Every Quotation Must Include These 8 Items
- Product specification: Exact description of what is being quoted — material, size, print method, color count, finish, packaging. If the spec is vague ('custom balloons'), the quote is unreliable.
- Quantity: The quantity the unit price is based on. A quote for 10,000 units at $0.06 is NOT valid for 2,000 units. Ask for pricing at multiple quantity tiers.
- Unit price and currency: Almost always USD for export. Confirm whether price is per piece, per pack, per carton, or per set.
- Incoterm: FOB (Ningbo or Shanghai is standard), CIF, or DDP. This defines what's included in the price and what you pay separately.
- Payment terms: Standard is 30% deposit, 70% before shipment (T/T).
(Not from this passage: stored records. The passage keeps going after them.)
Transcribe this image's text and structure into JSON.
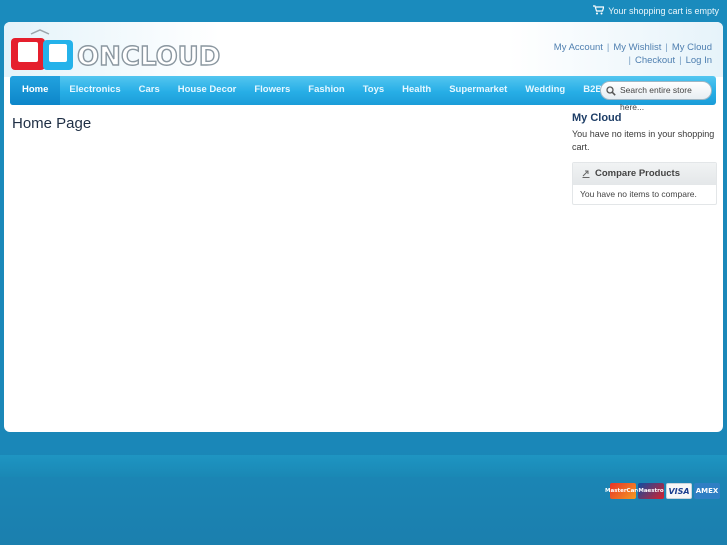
{
  "top_bar": {
    "cart_status": "Your shopping cart is empty"
  },
  "header": {
    "logo_text": "ONCLOUD",
    "links_row1": [
      "My Account",
      "My Wishlist",
      "My Cloud"
    ],
    "links_row2": [
      "Checkout",
      "Log In"
    ]
  },
  "nav": {
    "items": [
      "Home",
      "Electronics",
      "Cars",
      "House Decor",
      "Flowers",
      "Fashion",
      "Toys",
      "Health",
      "Supermarket",
      "Wedding",
      "B2B"
    ],
    "active": "Home"
  },
  "search": {
    "placeholder": "Search entire store here..."
  },
  "main": {
    "title": "Home Page"
  },
  "sidebar": {
    "my_cloud_title": "My Cloud",
    "cart_message": "You have no items in your shopping cart.",
    "compare_title": "Compare Products",
    "compare_message": "You have no items to compare."
  },
  "footer": {
    "payment_cards": [
      "MasterCard",
      "Maestro",
      "VISA",
      "AMEX"
    ]
  },
  "colors": {
    "nav_bg": "#27aee6",
    "nav_active": "#0d86c9",
    "link": "#4f7fb0",
    "page_bg": "#1a8bbd"
  }
}
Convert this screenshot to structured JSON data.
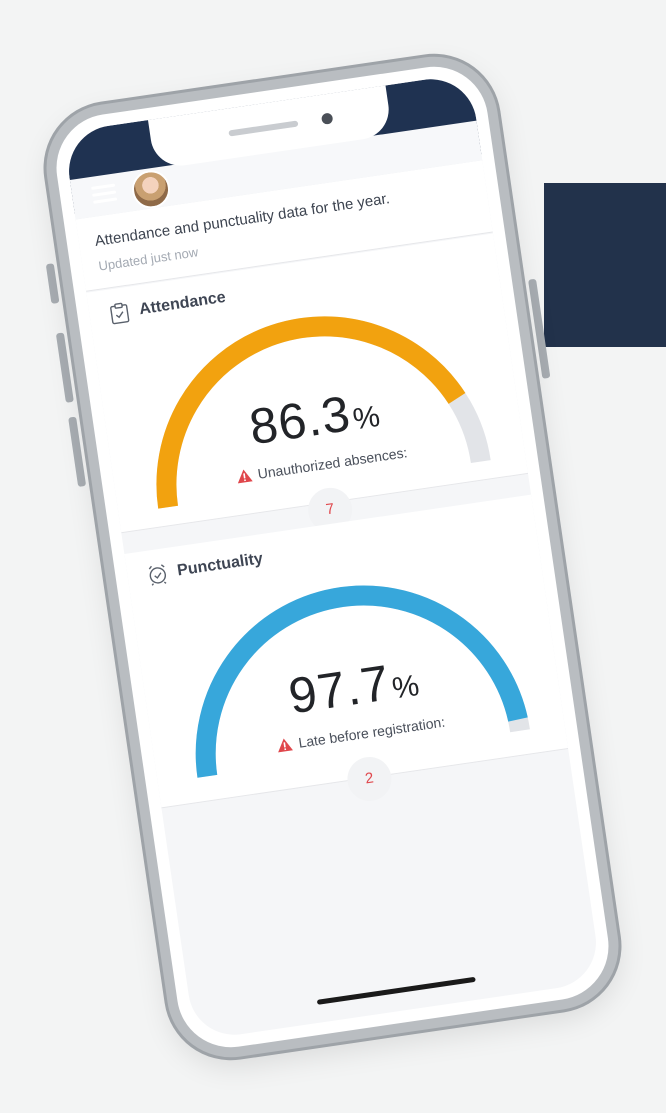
{
  "header": {
    "subtitle": "Attendance and punctuality data for the year.",
    "updated": "Updated just now"
  },
  "attendance": {
    "title": "Attendance",
    "value": "86.3",
    "unit": "%",
    "fraction": 0.863,
    "warning_label": "Unauthorized absences:",
    "count": "7",
    "color": "#f2a20f"
  },
  "punctuality": {
    "title": "Punctuality",
    "value": "97.7",
    "unit": "%",
    "fraction": 0.977,
    "warning_label": "Late before registration:",
    "count": "2",
    "color": "#37a7db"
  },
  "colors": {
    "nav_bar": "#1f3251",
    "background_block": "#22324b",
    "track": "#e2e4e8",
    "warning": "#e0474c"
  },
  "icons": {
    "menu": "hamburger-menu-icon",
    "attendance": "clipboard-check-icon",
    "punctuality": "alarm-clock-check-icon",
    "warning": "warning-triangle-icon"
  }
}
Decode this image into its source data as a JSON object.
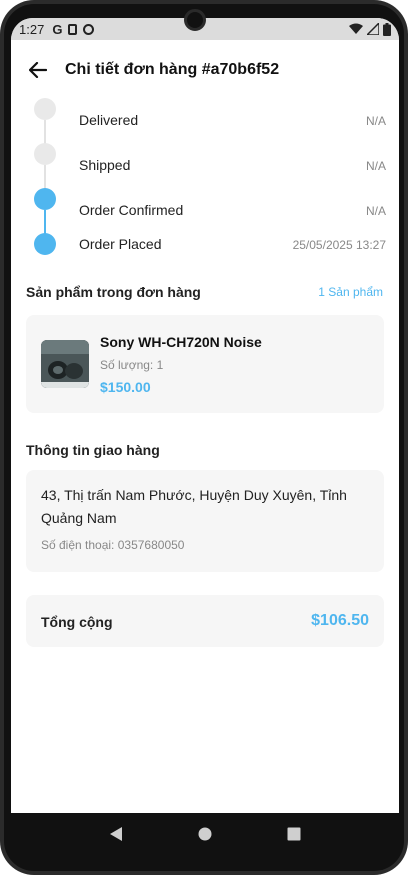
{
  "status_bar": {
    "time": "1:27",
    "left_icons": [
      "google-icon",
      "sd-card-icon",
      "at-sign-icon"
    ],
    "right_icons": [
      "wifi-icon",
      "signal-icon",
      "battery-icon"
    ]
  },
  "header": {
    "title": "Chi tiết đơn hàng #a70b6f52"
  },
  "timeline": {
    "steps": [
      {
        "label": "Delivered",
        "date": "N/A",
        "active": false
      },
      {
        "label": "Shipped",
        "date": "N/A",
        "active": false
      },
      {
        "label": "Order Confirmed",
        "date": "N/A",
        "active": true
      },
      {
        "label": "Order Placed",
        "date": "25/05/2025 13:27",
        "active": true
      }
    ]
  },
  "products": {
    "title": "Sản phẩm trong đơn hàng",
    "count_label": "1 Sản phẩm",
    "items": [
      {
        "name": "Sony WH-CH720N Noise",
        "quantity": "Số lượng: 1",
        "price": "$150.00"
      }
    ]
  },
  "shipping": {
    "title": "Thông tin giao hàng",
    "address": "43, Thị trấn Nam Phước, Huyện Duy Xuyên, Tỉnh Quảng Nam",
    "phone": "Số điện thoại: 0357680050"
  },
  "total": {
    "label": "Tổng cộng",
    "value": "$106.50"
  },
  "colors": {
    "accent": "#4fb6ef",
    "card_bg": "#f6f6f6",
    "inactive_dot": "#e9e9e9"
  }
}
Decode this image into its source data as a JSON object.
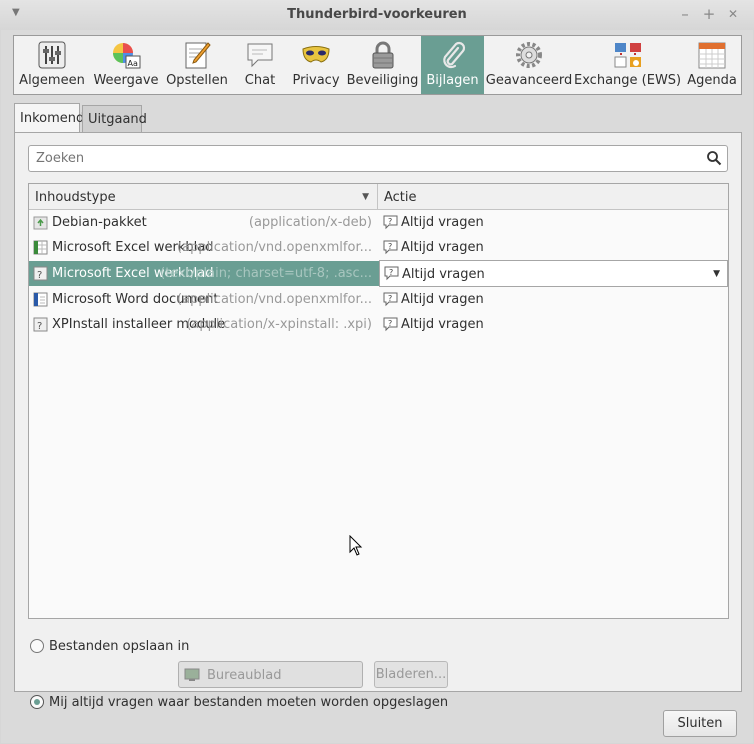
{
  "window": {
    "title": "Thunderbird-voorkeuren",
    "menu_icon": "chevron-down-icon",
    "minimize_label": "–",
    "maximize_label": "+",
    "close_label": "✕"
  },
  "toolbar": {
    "items": [
      {
        "label": "Algemeen",
        "icon": "sliders-icon"
      },
      {
        "label": "Weergave",
        "icon": "color-font-icon"
      },
      {
        "label": "Opstellen",
        "icon": "compose-pencil-icon"
      },
      {
        "label": "Chat",
        "icon": "chat-bubble-icon"
      },
      {
        "label": "Privacy",
        "icon": "mask-icon"
      },
      {
        "label": "Beveiliging",
        "icon": "padlock-icon"
      },
      {
        "label": "Bijlagen",
        "icon": "paperclip-icon",
        "active": true
      },
      {
        "label": "Geavanceerd",
        "icon": "gear-icon"
      },
      {
        "label": "Exchange (EWS)",
        "icon": "exchange-icon"
      },
      {
        "label": "Agenda",
        "icon": "calendar-icon"
      }
    ]
  },
  "tabs": [
    {
      "label": "Inkomend",
      "active": true
    },
    {
      "label": "Uitgaand",
      "active": false
    }
  ],
  "search": {
    "placeholder": "Zoeken"
  },
  "table": {
    "columns": [
      "Inhoudstype",
      "Actie"
    ],
    "rows": [
      {
        "name": "Debian-pakket",
        "mime": "(application/x-deb)",
        "action": "Altijd vragen",
        "icon": "package-icon"
      },
      {
        "name": "Microsoft Excel werkblad",
        "mime": "(application/vnd.openxmlfor...",
        "action": "Altijd vragen",
        "icon": "spreadsheet-icon"
      },
      {
        "name": "Microsoft Excel werkblad",
        "mime": "(text/plain; charset=utf-8; .asc...",
        "action": "Altijd vragen",
        "icon": "unknown-file-icon",
        "selected": true
      },
      {
        "name": "Microsoft Word document",
        "mime": "(application/vnd.openxmlfor...",
        "action": "Altijd vragen",
        "icon": "document-icon"
      },
      {
        "name": "XPInstall installeer module",
        "mime": "(application/x-xpinstall: .xpi)",
        "action": "Altijd vragen",
        "icon": "unknown-file-icon"
      }
    ]
  },
  "save_options": {
    "save_in_label": "Bestanden opslaan in",
    "folder_value": "Bureaublad",
    "browse_label": "Bladeren...",
    "always_ask_label": "Mij altijd vragen waar bestanden moeten worden opgeslagen",
    "selected": "always_ask"
  },
  "footer": {
    "close_label": "Sluiten"
  },
  "colors": {
    "accent": "#6a9e93",
    "panel": "#f0f0f0",
    "window": "#dadada"
  }
}
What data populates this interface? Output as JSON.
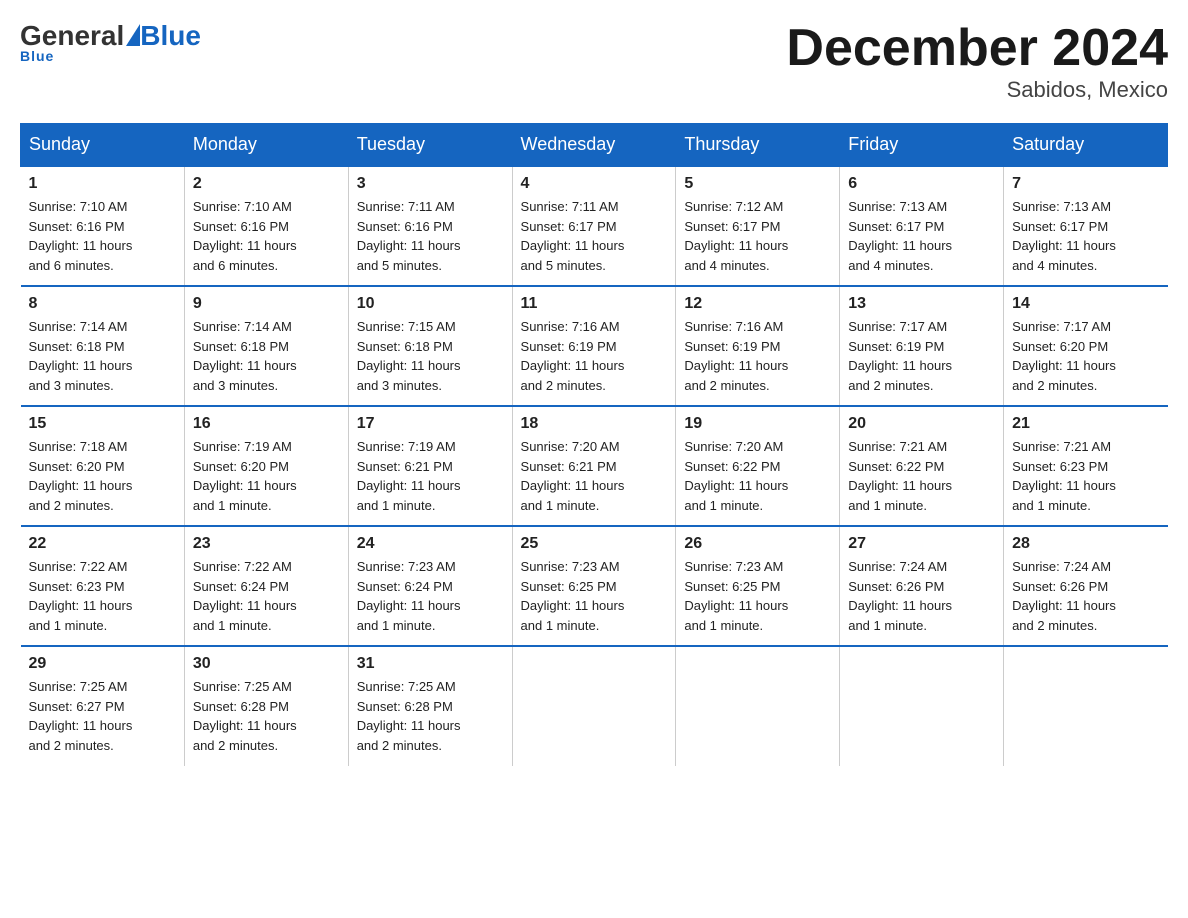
{
  "header": {
    "logo": {
      "general": "General",
      "triangle": "",
      "blue": "Blue",
      "underline": "Blue"
    },
    "title": "December 2024",
    "location": "Sabidos, Mexico"
  },
  "days_of_week": [
    "Sunday",
    "Monday",
    "Tuesday",
    "Wednesday",
    "Thursday",
    "Friday",
    "Saturday"
  ],
  "weeks": [
    [
      {
        "day": "1",
        "info": "Sunrise: 7:10 AM\nSunset: 6:16 PM\nDaylight: 11 hours\nand 6 minutes."
      },
      {
        "day": "2",
        "info": "Sunrise: 7:10 AM\nSunset: 6:16 PM\nDaylight: 11 hours\nand 6 minutes."
      },
      {
        "day": "3",
        "info": "Sunrise: 7:11 AM\nSunset: 6:16 PM\nDaylight: 11 hours\nand 5 minutes."
      },
      {
        "day": "4",
        "info": "Sunrise: 7:11 AM\nSunset: 6:17 PM\nDaylight: 11 hours\nand 5 minutes."
      },
      {
        "day": "5",
        "info": "Sunrise: 7:12 AM\nSunset: 6:17 PM\nDaylight: 11 hours\nand 4 minutes."
      },
      {
        "day": "6",
        "info": "Sunrise: 7:13 AM\nSunset: 6:17 PM\nDaylight: 11 hours\nand 4 minutes."
      },
      {
        "day": "7",
        "info": "Sunrise: 7:13 AM\nSunset: 6:17 PM\nDaylight: 11 hours\nand 4 minutes."
      }
    ],
    [
      {
        "day": "8",
        "info": "Sunrise: 7:14 AM\nSunset: 6:18 PM\nDaylight: 11 hours\nand 3 minutes."
      },
      {
        "day": "9",
        "info": "Sunrise: 7:14 AM\nSunset: 6:18 PM\nDaylight: 11 hours\nand 3 minutes."
      },
      {
        "day": "10",
        "info": "Sunrise: 7:15 AM\nSunset: 6:18 PM\nDaylight: 11 hours\nand 3 minutes."
      },
      {
        "day": "11",
        "info": "Sunrise: 7:16 AM\nSunset: 6:19 PM\nDaylight: 11 hours\nand 2 minutes."
      },
      {
        "day": "12",
        "info": "Sunrise: 7:16 AM\nSunset: 6:19 PM\nDaylight: 11 hours\nand 2 minutes."
      },
      {
        "day": "13",
        "info": "Sunrise: 7:17 AM\nSunset: 6:19 PM\nDaylight: 11 hours\nand 2 minutes."
      },
      {
        "day": "14",
        "info": "Sunrise: 7:17 AM\nSunset: 6:20 PM\nDaylight: 11 hours\nand 2 minutes."
      }
    ],
    [
      {
        "day": "15",
        "info": "Sunrise: 7:18 AM\nSunset: 6:20 PM\nDaylight: 11 hours\nand 2 minutes."
      },
      {
        "day": "16",
        "info": "Sunrise: 7:19 AM\nSunset: 6:20 PM\nDaylight: 11 hours\nand 1 minute."
      },
      {
        "day": "17",
        "info": "Sunrise: 7:19 AM\nSunset: 6:21 PM\nDaylight: 11 hours\nand 1 minute."
      },
      {
        "day": "18",
        "info": "Sunrise: 7:20 AM\nSunset: 6:21 PM\nDaylight: 11 hours\nand 1 minute."
      },
      {
        "day": "19",
        "info": "Sunrise: 7:20 AM\nSunset: 6:22 PM\nDaylight: 11 hours\nand 1 minute."
      },
      {
        "day": "20",
        "info": "Sunrise: 7:21 AM\nSunset: 6:22 PM\nDaylight: 11 hours\nand 1 minute."
      },
      {
        "day": "21",
        "info": "Sunrise: 7:21 AM\nSunset: 6:23 PM\nDaylight: 11 hours\nand 1 minute."
      }
    ],
    [
      {
        "day": "22",
        "info": "Sunrise: 7:22 AM\nSunset: 6:23 PM\nDaylight: 11 hours\nand 1 minute."
      },
      {
        "day": "23",
        "info": "Sunrise: 7:22 AM\nSunset: 6:24 PM\nDaylight: 11 hours\nand 1 minute."
      },
      {
        "day": "24",
        "info": "Sunrise: 7:23 AM\nSunset: 6:24 PM\nDaylight: 11 hours\nand 1 minute."
      },
      {
        "day": "25",
        "info": "Sunrise: 7:23 AM\nSunset: 6:25 PM\nDaylight: 11 hours\nand 1 minute."
      },
      {
        "day": "26",
        "info": "Sunrise: 7:23 AM\nSunset: 6:25 PM\nDaylight: 11 hours\nand 1 minute."
      },
      {
        "day": "27",
        "info": "Sunrise: 7:24 AM\nSunset: 6:26 PM\nDaylight: 11 hours\nand 1 minute."
      },
      {
        "day": "28",
        "info": "Sunrise: 7:24 AM\nSunset: 6:26 PM\nDaylight: 11 hours\nand 2 minutes."
      }
    ],
    [
      {
        "day": "29",
        "info": "Sunrise: 7:25 AM\nSunset: 6:27 PM\nDaylight: 11 hours\nand 2 minutes."
      },
      {
        "day": "30",
        "info": "Sunrise: 7:25 AM\nSunset: 6:28 PM\nDaylight: 11 hours\nand 2 minutes."
      },
      {
        "day": "31",
        "info": "Sunrise: 7:25 AM\nSunset: 6:28 PM\nDaylight: 11 hours\nand 2 minutes."
      },
      null,
      null,
      null,
      null
    ]
  ]
}
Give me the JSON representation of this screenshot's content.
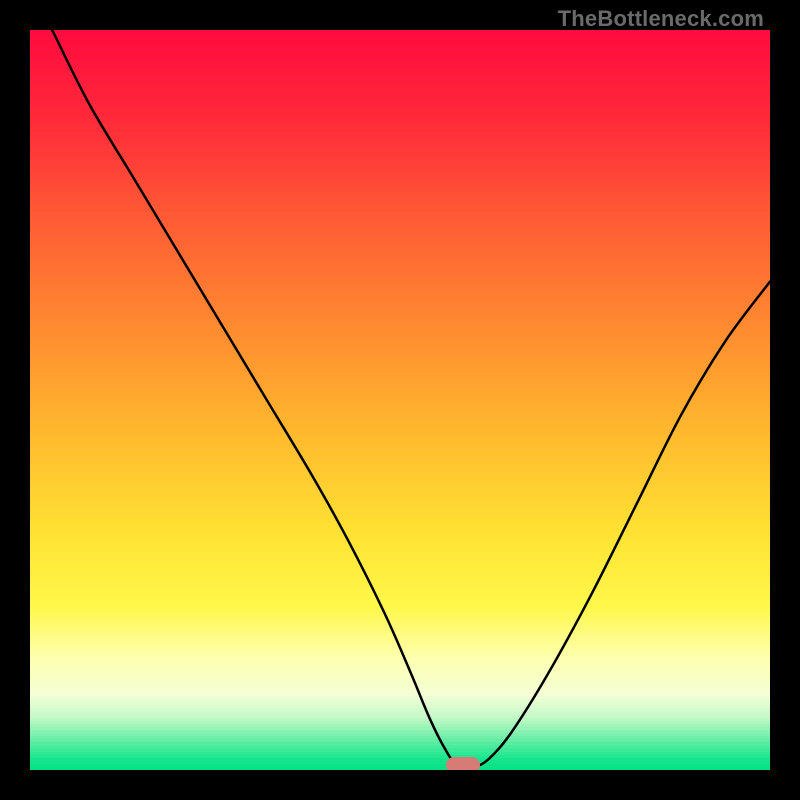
{
  "watermark": "TheBottleneck.com",
  "colors": {
    "frame": "#000000",
    "marker": "#d77b77",
    "curve": "#000000",
    "gradient_stops": [
      {
        "pct": 0,
        "color": "#ff0c3e"
      },
      {
        "pct": 12,
        "color": "#ff2a3a"
      },
      {
        "pct": 25,
        "color": "#ff5a35"
      },
      {
        "pct": 40,
        "color": "#ff8a30"
      },
      {
        "pct": 55,
        "color": "#ffbb2e"
      },
      {
        "pct": 68,
        "color": "#ffe233"
      },
      {
        "pct": 78,
        "color": "#fff84a"
      },
      {
        "pct": 85,
        "color": "#feffb0"
      },
      {
        "pct": 90,
        "color": "#f4ffd6"
      },
      {
        "pct": 93,
        "color": "#c4f9c7"
      },
      {
        "pct": 96,
        "color": "#6ceea6"
      },
      {
        "pct": 98.5,
        "color": "#1ae68e"
      },
      {
        "pct": 100,
        "color": "#07e286"
      }
    ]
  },
  "chart_data": {
    "type": "line",
    "title": "",
    "xlabel": "",
    "ylabel": "",
    "xlim": [
      0,
      100
    ],
    "ylim": [
      0,
      100
    ],
    "grid": false,
    "legend": false,
    "series": [
      {
        "name": "bottleneck-curve",
        "x": [
          3,
          8,
          14,
          20,
          26,
          32,
          38,
          43,
          48,
          51.5,
          54,
          56,
          57.5,
          60,
          62,
          65,
          70,
          76,
          82,
          88,
          94,
          100
        ],
        "y": [
          100,
          90,
          80,
          70,
          60,
          50,
          40,
          31,
          21,
          13,
          7,
          3,
          1,
          0.5,
          1.5,
          5,
          13,
          24,
          36,
          48,
          58,
          66
        ]
      }
    ],
    "annotations": [
      {
        "name": "optimal-marker",
        "x": 58.5,
        "y": 0.7
      }
    ]
  }
}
Any deviation — 100% upfront, 50/50, or L/C — should be explicitly confirmed.
- Sample terms: Sample fee amount, lead time, and whether the fee is refundable against the bulk order. If not stated, assume it's not refundable.
- Lead time: Production lead time in days, starting from artwork/sample approval (not from order date). If not stated, assume 30–40 days.
- Validity period: How long the quoted price is valid. Standard is 30 days. A quote without a validity period can change at any time.
What's Often Missing (Ask About These)
- Tooling/setup cost: Printing plates, screens, cutting dies. Often quoted separately from unit price. Confirm whether tooling cost is one-time or recurring.
- Packaging cost: Is the quoted packaging the standard polybag, or the retail packaging you specified? Packaging upgrades add cost — confirm what's included.
- Compliance testing cost: EN71, ASTM, REACH testing fees are usually separate from unit price. Confirm who pays and how much.
- Inspection cost: Pre-shipment inspection. Some factories include basic inspection; third-party inspection (SGS/BV) is extra.
- Bank charges: International T/T transfers incur bank fees. Clarify who pays sending and receiving bank charges. Standard: remitter pays sending fees, beneficiary pays receiving fees.
Red Flags in Factory Quotations
- Price significantly below competitors: If three factories quote $0.06–0.08 and one quotes $0.03, something is different — lower material grade, thinner paper, no quality control, or a bait price that changes after sampling.
- 'We can make anything' with no spec questions: A factory that doesn't ask clarifying questions about your design, material, or compliance requirements is either not reading your RFQ or planning to figure it out during production (risky).
- Vague delivery date: 'Around 30 days' without confirming the start date (artwork approval or order date) is not a commitment.
- No sample policy stated: A factory that doesn't mention sampling in the quotation may resist providing samples after you pay the deposit.
How to Compare Multiple Quotations
Create a comparison spreadsheet with these columns: supplier, unit price, total FOB, tooling cost, sample fee (refundable?), lead time, payment terms, and notes on spec compliance. The lowest unit price is not always the best total value — factor in tooling, sample cost, and lead time reliability.